Page MenuHomePhabricator

Transform HTML to wikitext from a maintenance script
Closed, ResolvedPublicFeature

Description

Hi! I'm developing a maintenance script that needs to convert HTML to wikitext.

However it seems https://mediawiki.solutions/w/api.php?action=help&modules=visualeditoredit no longer works (see https://phabricator.wikimedia.org/T234049) and the REST API doesn't have a method for transforming HTML to wikitext either.

It seems the preferred way is ParsoidExtensionAPI, but https://www.mediawiki.org/wiki/Parsoid/So_you_want_your_extension_to_work_with_Parsoid doesn't seem to cover maintenance scripts, so following the advice there, I'm opening this ticket.

So how can I transform HTML to wikitext from a maintenance script?

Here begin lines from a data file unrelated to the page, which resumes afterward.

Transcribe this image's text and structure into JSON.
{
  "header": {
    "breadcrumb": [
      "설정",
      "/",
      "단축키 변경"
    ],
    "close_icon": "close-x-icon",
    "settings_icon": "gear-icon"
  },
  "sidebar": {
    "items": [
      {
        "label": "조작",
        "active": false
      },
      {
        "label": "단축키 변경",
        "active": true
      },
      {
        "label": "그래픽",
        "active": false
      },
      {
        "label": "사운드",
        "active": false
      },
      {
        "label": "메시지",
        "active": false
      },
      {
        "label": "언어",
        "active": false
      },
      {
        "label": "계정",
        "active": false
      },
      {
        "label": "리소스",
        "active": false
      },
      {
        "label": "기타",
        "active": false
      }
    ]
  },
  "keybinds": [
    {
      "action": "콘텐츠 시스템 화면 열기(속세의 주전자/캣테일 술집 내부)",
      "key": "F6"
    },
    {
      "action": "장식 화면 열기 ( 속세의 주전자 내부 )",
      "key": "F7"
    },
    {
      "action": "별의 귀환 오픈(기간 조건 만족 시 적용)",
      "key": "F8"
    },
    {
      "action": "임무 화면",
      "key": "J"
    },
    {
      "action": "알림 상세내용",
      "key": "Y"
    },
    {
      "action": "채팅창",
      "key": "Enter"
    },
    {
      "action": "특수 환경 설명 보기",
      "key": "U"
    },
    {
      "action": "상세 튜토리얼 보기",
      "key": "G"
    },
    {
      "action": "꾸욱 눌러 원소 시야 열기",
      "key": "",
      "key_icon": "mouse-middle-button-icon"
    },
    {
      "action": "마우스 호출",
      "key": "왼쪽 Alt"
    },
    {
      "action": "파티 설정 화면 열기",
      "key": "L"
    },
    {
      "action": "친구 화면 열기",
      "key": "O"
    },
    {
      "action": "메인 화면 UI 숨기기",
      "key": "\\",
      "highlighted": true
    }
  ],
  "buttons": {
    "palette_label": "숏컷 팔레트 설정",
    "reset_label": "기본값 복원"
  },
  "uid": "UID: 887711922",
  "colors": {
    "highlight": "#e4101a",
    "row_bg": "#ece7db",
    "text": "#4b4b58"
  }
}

Note: the input HTML comes from https://mediawiki.solutions/w/api.php?action=help&modules=visualeditor

Event Timeline

Aklapper changed the subtype of this task from "Task" to "Feature Request".Apr 1 2022, 5:35 PM

Parsoid itself has a bin/parse.php that takes an argument, --html2wt
https://github.com/wikimedia/parsoid/blob/master/bin/parse.php#L59

Does that suffice for your purposes?

Parsoid itself has a bin/parse.php that takes an argument, --html2wt
https://github.com/wikimedia/parsoid/blob/master/bin/parse.php#L59

Does that suffice for your purposes?

You might also want to add the --integrated or --domain argument to ensure that Parsoid knows the appropriate wiki configuration to use. --integrated works if its a local wiki, --domain works via the MW external API.

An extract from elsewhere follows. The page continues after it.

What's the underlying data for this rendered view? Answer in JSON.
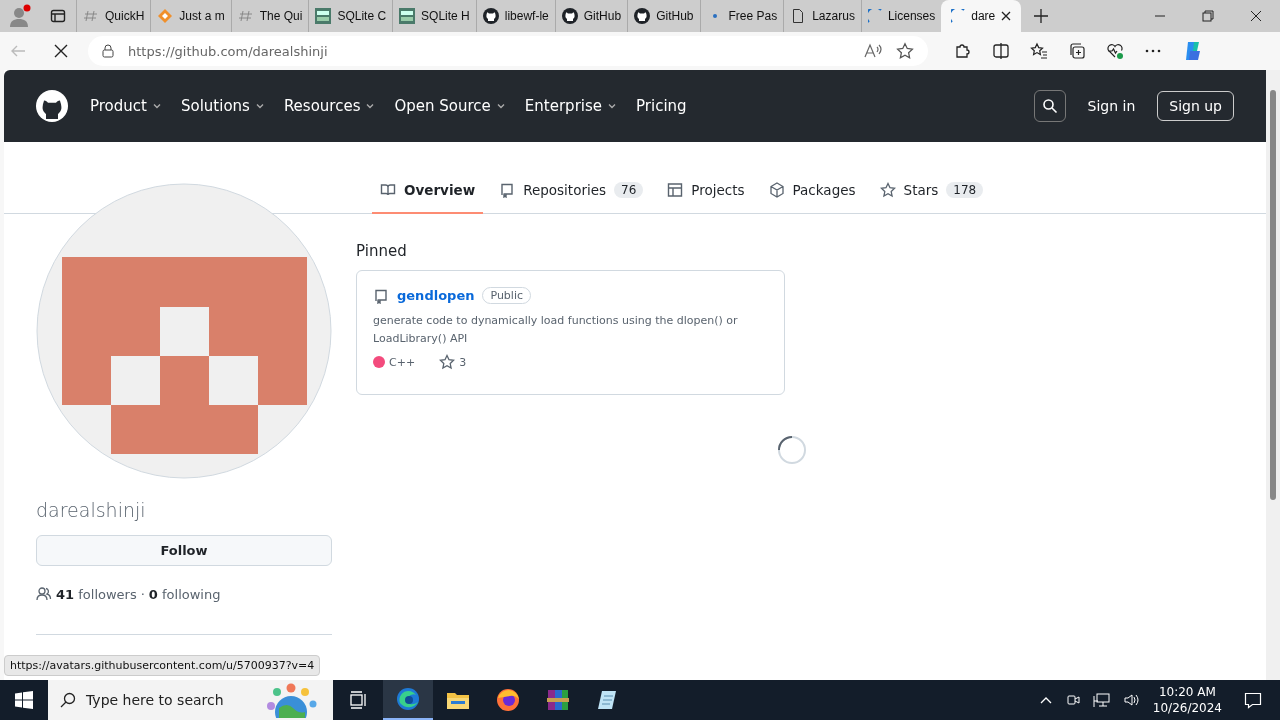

There's also the /transform/html/to/wikitext endpoint exported by RESTBase (and by Parsoid if you turn on $wgParsoidEnableREST, although that endpoint is experimental and subject to change). That has the benefit of using the wiki configuration of the wiki which is exporting that endpoint. You can write a simple curl or other script to hit the REST endpoint; I think the rate limits are quite generous.

ssastry subscribed.

Any reason not to decline this?

Sophivorus claimed this task.

@cscott Thanks so much for your thoughtful reply! I was finally able to resolve it via the API, so I didn't try your solution yet. I still want to try it and reply here but it seems @ssastry is a bit in a hurry. I'm closing this task as resolved then, and if I try your solution I'll post here for future visitors.